Christophe détacha le foulard qui lui sciait la bouche et, à deux doigts, retira la boule de tissu à laquelle restèrent suspendus de longs filets de salive.

Estelle inspira aussitôt une large bouffée d’air. Elle haletait un peu comme si cette liberté retrouvée la faisait suffoquer.

— Détache-moi…

Il éclata de rire.

Les yeux d’Estelle s’écarquillèrent avec angoisse puis se refermèrent jusqu’à ne former que deux fentes crispées.

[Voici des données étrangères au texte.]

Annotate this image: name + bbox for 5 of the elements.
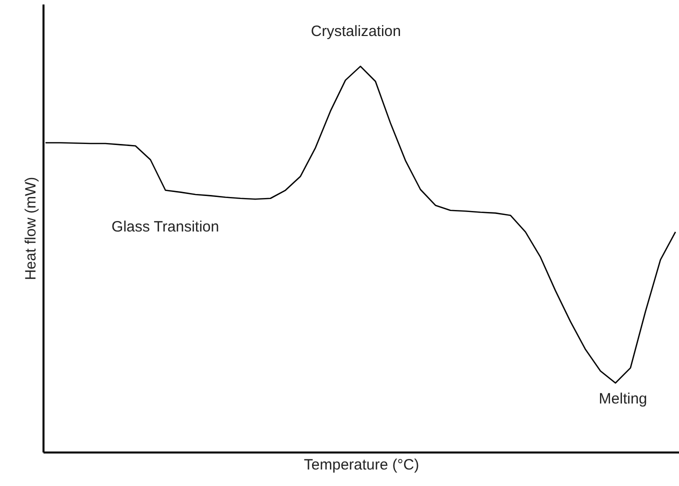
text: Crystalization xyxy=(310,23,401,40)
x-axis-title: Temperature (°C) xyxy=(304,456,420,474)
annotation: Melting xyxy=(598,390,648,408)
y-axis-title: Heat flow (mW) xyxy=(22,176,40,280)
annotation: Glass Transition xyxy=(112,218,220,236)
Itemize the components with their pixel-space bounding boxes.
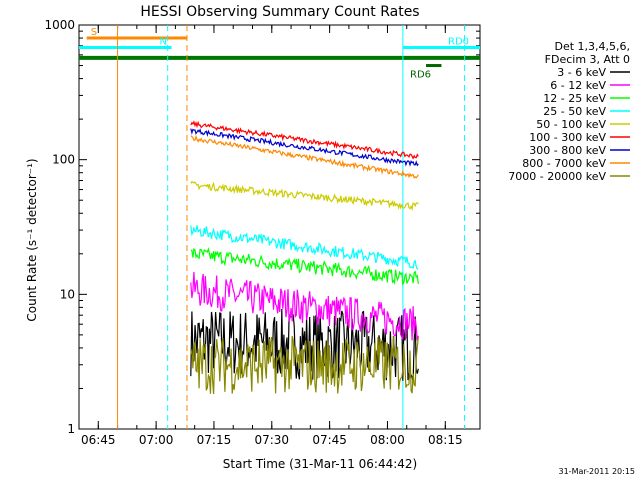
legend-label: 50 - 100 keV	[536, 118, 606, 131]
legend-label: 300 - 800 keV	[529, 144, 606, 157]
legend-label: 7000 - 20000 keV	[508, 170, 606, 183]
y-tick-label: 100	[52, 153, 75, 167]
legend-header: FDecim 3, Att 0	[545, 53, 630, 66]
series-line	[190, 128, 419, 167]
x-tick-label: 06:45	[81, 433, 116, 447]
x-axis-label: Start Time (31-Mar-11 06:44:42)	[223, 457, 417, 471]
timestamp: 31-Mar-2011 20:15	[559, 467, 636, 476]
y-tick-label: 1000	[44, 18, 75, 32]
legend-label: 12 - 25 keV	[543, 92, 606, 105]
x-tick-label: 07:45	[312, 433, 347, 447]
x-tick-label: 08:00	[370, 433, 405, 447]
annotation-label: N	[160, 37, 167, 48]
series-line	[190, 225, 419, 270]
y-tick-label: 10	[60, 287, 75, 301]
annotation-label: RD0	[448, 37, 469, 48]
plot-area: 1 10 100 1000 06:45 07:00 07:15 07:30 07:45 08:00…	[44, 18, 481, 447]
series-line	[190, 180, 419, 212]
x-tick-label: 07:15	[197, 433, 232, 447]
legend: Det 1,3,4,5,6,FDecim 3, Att 03 - 6 keV6 …	[508, 40, 630, 183]
x-tick-label: 08:15	[428, 433, 463, 447]
legend-header: Det 1,3,4,5,6,	[554, 40, 630, 53]
legend-label: 25 - 50 keV	[543, 105, 606, 118]
x-tick-label: 07:30	[254, 433, 289, 447]
y-axis-label: Count Rate (s⁻¹ detector⁻¹)	[25, 158, 39, 321]
chart-title: HESSI Observing Summary Count Rates	[140, 4, 419, 20]
x-tick-label: 07:00	[139, 433, 174, 447]
annotation-label: RD6	[410, 70, 431, 81]
series-line	[190, 134, 419, 179]
series-line	[190, 246, 419, 286]
plot-frame	[78, 24, 481, 430]
y-tick-label: 1	[67, 422, 75, 436]
legend-label: 100 - 300 keV	[529, 131, 606, 144]
annotation-label: S	[91, 27, 97, 38]
series-line	[190, 120, 419, 160]
legend-label: 3 - 6 keV	[557, 66, 606, 79]
series-line	[190, 271, 419, 341]
legend-label: 6 - 12 keV	[550, 79, 606, 92]
series-line	[190, 336, 419, 395]
legend-label: 800 - 7000 keV	[522, 157, 606, 170]
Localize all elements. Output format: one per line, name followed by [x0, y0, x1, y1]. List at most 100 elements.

Elle inspira profondément, pour maîtriser son émotion et parler avec calme.

— Tu es hors des règles… C’est trop, vraiment ! Détache-moi et on n’en parlera plus. Je te le promets… Mais arrête, je t’en prie…

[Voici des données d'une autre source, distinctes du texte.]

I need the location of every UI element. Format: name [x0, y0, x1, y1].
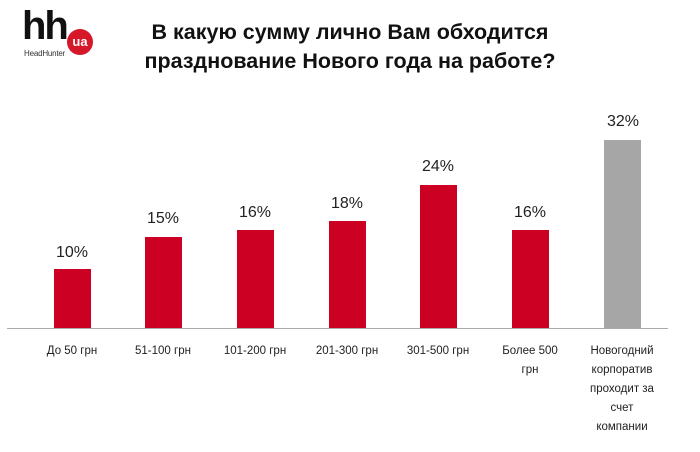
title-line-2: празднование Нового года на работе?: [144, 49, 556, 73]
value-label-3: 18%: [330, 195, 364, 212]
bar-6: [604, 140, 641, 328]
category-label-4: 301-500 грн: [406, 345, 470, 357]
value-label-2: 16%: [238, 204, 272, 221]
category-label-5-line-2: грн: [521, 364, 539, 376]
category-label-5: Более 500 грн: [487, 342, 573, 380]
category-label-6-line-2: корпоратив: [591, 364, 653, 376]
bar-1: [145, 237, 182, 328]
headhunter-logo: hh ua HeadHunter: [22, 6, 102, 62]
category-label-5-line-1: Более 500: [502, 345, 558, 357]
title-line-1: В какую сумму лично Вам обходится: [151, 20, 549, 44]
value-label-1: 15%: [146, 210, 180, 227]
bar-3: [329, 221, 366, 328]
value-label-4: 24%: [421, 158, 455, 175]
chart-title: В какую сумму лично Вам обходится праздн…: [100, 18, 600, 76]
bar-0: [54, 269, 91, 328]
x-axis-line: [7, 328, 668, 329]
value-label-0: 10%: [55, 244, 89, 261]
category-label-0: До 50 грн: [46, 345, 98, 357]
category-label-3: 201-300 грн: [315, 345, 379, 357]
value-label-6: 32%: [606, 113, 640, 130]
category-label-2: 101-200 грн: [223, 345, 287, 357]
logo-badge: ua: [67, 29, 93, 55]
category-label-6-line-5: компании: [596, 421, 648, 433]
category-label-6-line-4: счет: [610, 402, 634, 414]
bar-5: [512, 230, 549, 328]
category-label-6: Новогодний корпоратив проходит за счет к…: [579, 342, 665, 437]
category-label-6-line-3: проходит за: [590, 383, 654, 395]
category-label-6-line-1: Новогодний: [590, 345, 654, 357]
value-label-5: 16%: [513, 204, 547, 221]
category-label-1: 51-100 грн: [135, 345, 191, 357]
logo-brand: hh: [22, 4, 69, 48]
bar-4: [420, 185, 457, 328]
logo-subtitle: HeadHunter: [24, 49, 66, 58]
bar-2: [237, 230, 274, 328]
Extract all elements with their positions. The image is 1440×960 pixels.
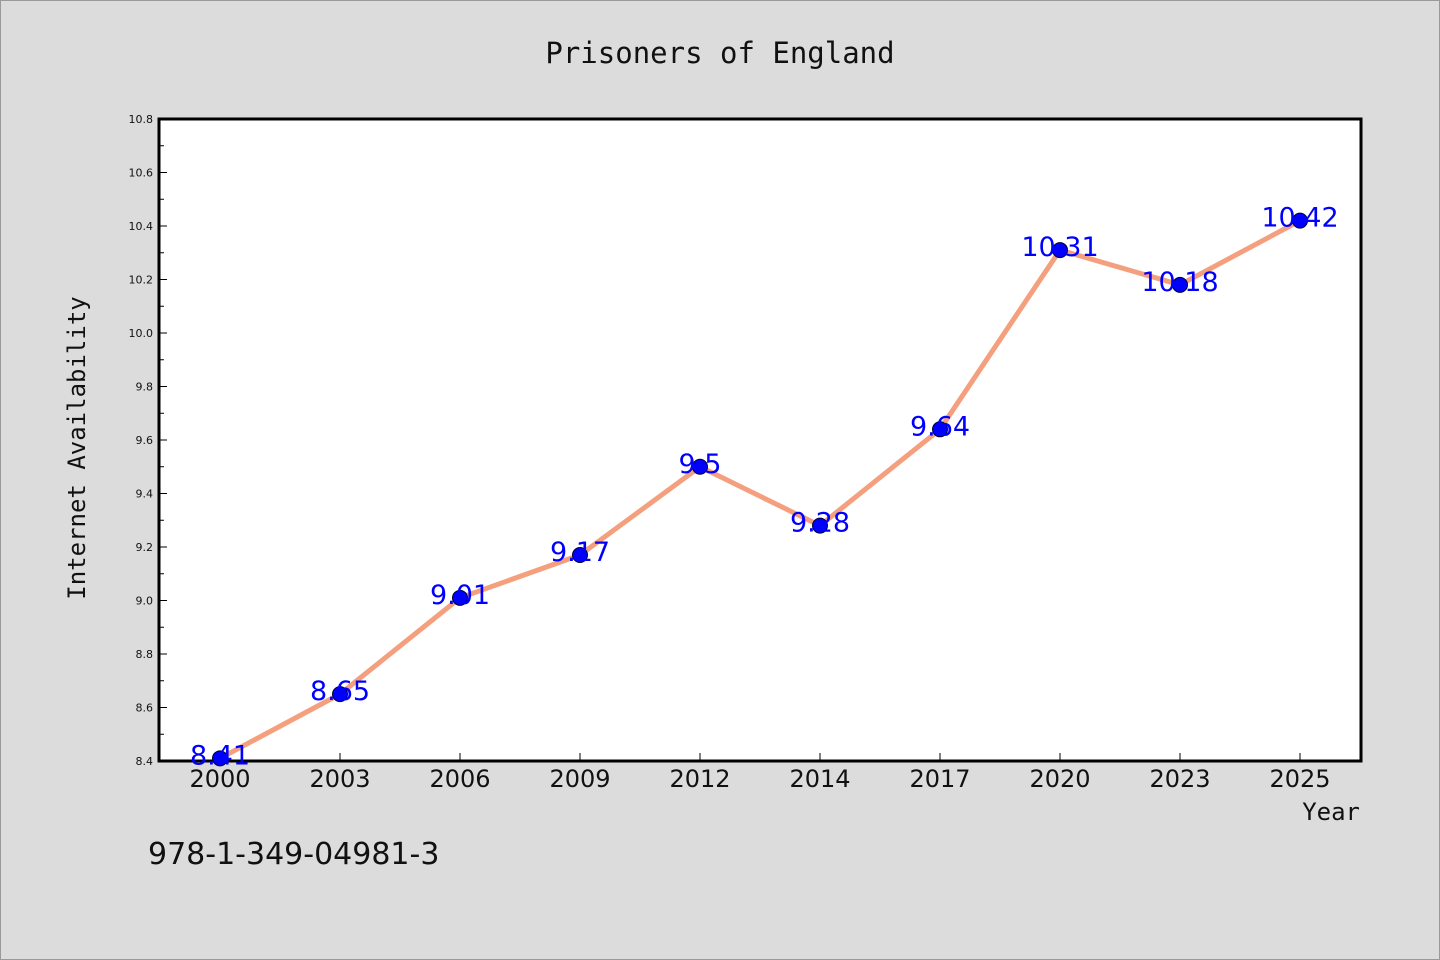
y-tick-label: 9.8 [136, 381, 154, 394]
x-axis: 2000 2003 2006 2009 2012 2014 2017 2020 2023 2025 [189, 753, 1331, 793]
data-point [812, 517, 828, 534]
data-label: 9.28 [790, 508, 850, 539]
y-tick-label: 10.2 [129, 274, 154, 287]
y-tick-label: 8.8 [136, 648, 154, 661]
x-tick-label: 2003 [309, 765, 370, 793]
series-layer: 8.41 8.65 9.01 9.17 9.5 9.28 9.64 10.31 10.18 10.… [190, 203, 1339, 772]
y-tick-label: 8.4 [136, 755, 154, 768]
data-label: 10.18 [1141, 267, 1218, 298]
data-point [1292, 212, 1308, 229]
x-tick-label: 2020 [1029, 765, 1090, 793]
data-point [692, 458, 708, 475]
x-tick-label: 2017 [909, 765, 970, 793]
y-tick-label: 9.6 [136, 434, 154, 447]
y-tick-label: 9.2 [136, 541, 154, 554]
data-label: 8.41 [190, 740, 250, 771]
data-point [1172, 276, 1188, 293]
x-tick-label: 2023 [1149, 765, 1210, 793]
x-tick-label: 2009 [549, 765, 610, 793]
x-axis-title: Year [1302, 798, 1360, 826]
data-label: 9.64 [910, 411, 970, 442]
data-point [572, 547, 588, 564]
data-point [932, 421, 948, 438]
y-tick-label: 10.6 [129, 167, 154, 180]
data-label: 8.65 [310, 676, 370, 707]
y-tick-label: 9.0 [136, 595, 154, 608]
y-tick-label: 9.4 [136, 488, 154, 501]
y-axis-title: Internet Availability [63, 296, 91, 599]
data-label: 9.5 [679, 449, 722, 480]
y-tick-label: 8.6 [136, 702, 154, 715]
data-point [332, 686, 348, 703]
isbn-text: 978-1-349-04981-3 [148, 837, 439, 872]
x-tick-label: 2012 [669, 765, 730, 793]
data-point [212, 750, 228, 767]
data-point [452, 589, 468, 606]
y-tick-label: 10.0 [129, 327, 154, 340]
chart-title: Prisoners of England [545, 36, 894, 70]
data-label: 10.42 [1261, 203, 1338, 234]
data-label: 9.01 [430, 580, 490, 611]
data-point [1052, 242, 1068, 259]
x-tick-label: 2006 [429, 765, 490, 793]
series-line [218, 218, 1302, 761]
y-tick-label: 10.4 [129, 220, 154, 233]
x-tick-label: 2025 [1269, 765, 1330, 793]
data-label: 9.17 [550, 537, 610, 568]
plot-area [157, 117, 1363, 763]
y-axis: 8.4 8.6 8.8 9.0 9.2 9.4 9.6 9.8 10.0 10.2 10.4 10.6… [129, 113, 167, 768]
x-tick-label: 2014 [789, 765, 850, 793]
y-tick-label: 10.8 [129, 113, 154, 126]
x-tick-label: 2000 [189, 765, 250, 793]
data-label: 10.31 [1021, 232, 1098, 263]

Christophe haussa les épaules et répéta en se moquant.

— On n’en parlera plus ? Jamais ?… C’est bien vrai ?

Estelle hocha la tête avec énergie. Ses prunelles scintillèrent quand elle observa son geôlier. Un mélange d’angoisse et d’espoir.

— Regarde autour de toi, dit-il. Regarde bien et raconte-moi ce que tu vois. Prends ton temps…

Sa voix était douce et assurée. La jeune fille l’observa encore un instant, cherchant à deviner ce qu’il désirait lui faire dire, puis elle tourna les yeux vers les différents appareils de bois, les accessoires nickelés, alignés sur une table, les faisceaux de cordes qui traînaient ici ou là, les nombreux fouets accrochés au mur qui lui faisait face.

— Eh bien ?

— C’est une cave aménagée en salle de torture… Je la connais !

Christophe fit un mouvement de la main, comme si cette remarque expliquait tout.

— Oui, c’est une salle de torture… Et qu’est-ce qui va t’arriver, maintenant ?

Estelle déglutit, balbutia.

— Je ne sais pas… Tu as déplacé quelques objets, mais je ne vois aucun changement véritable…

Elle marqua un instant de silence. Que va-t-il m’arriver ? Pour poser une telle question, Christophe n’avait plus l’intention de respecter aucune règle.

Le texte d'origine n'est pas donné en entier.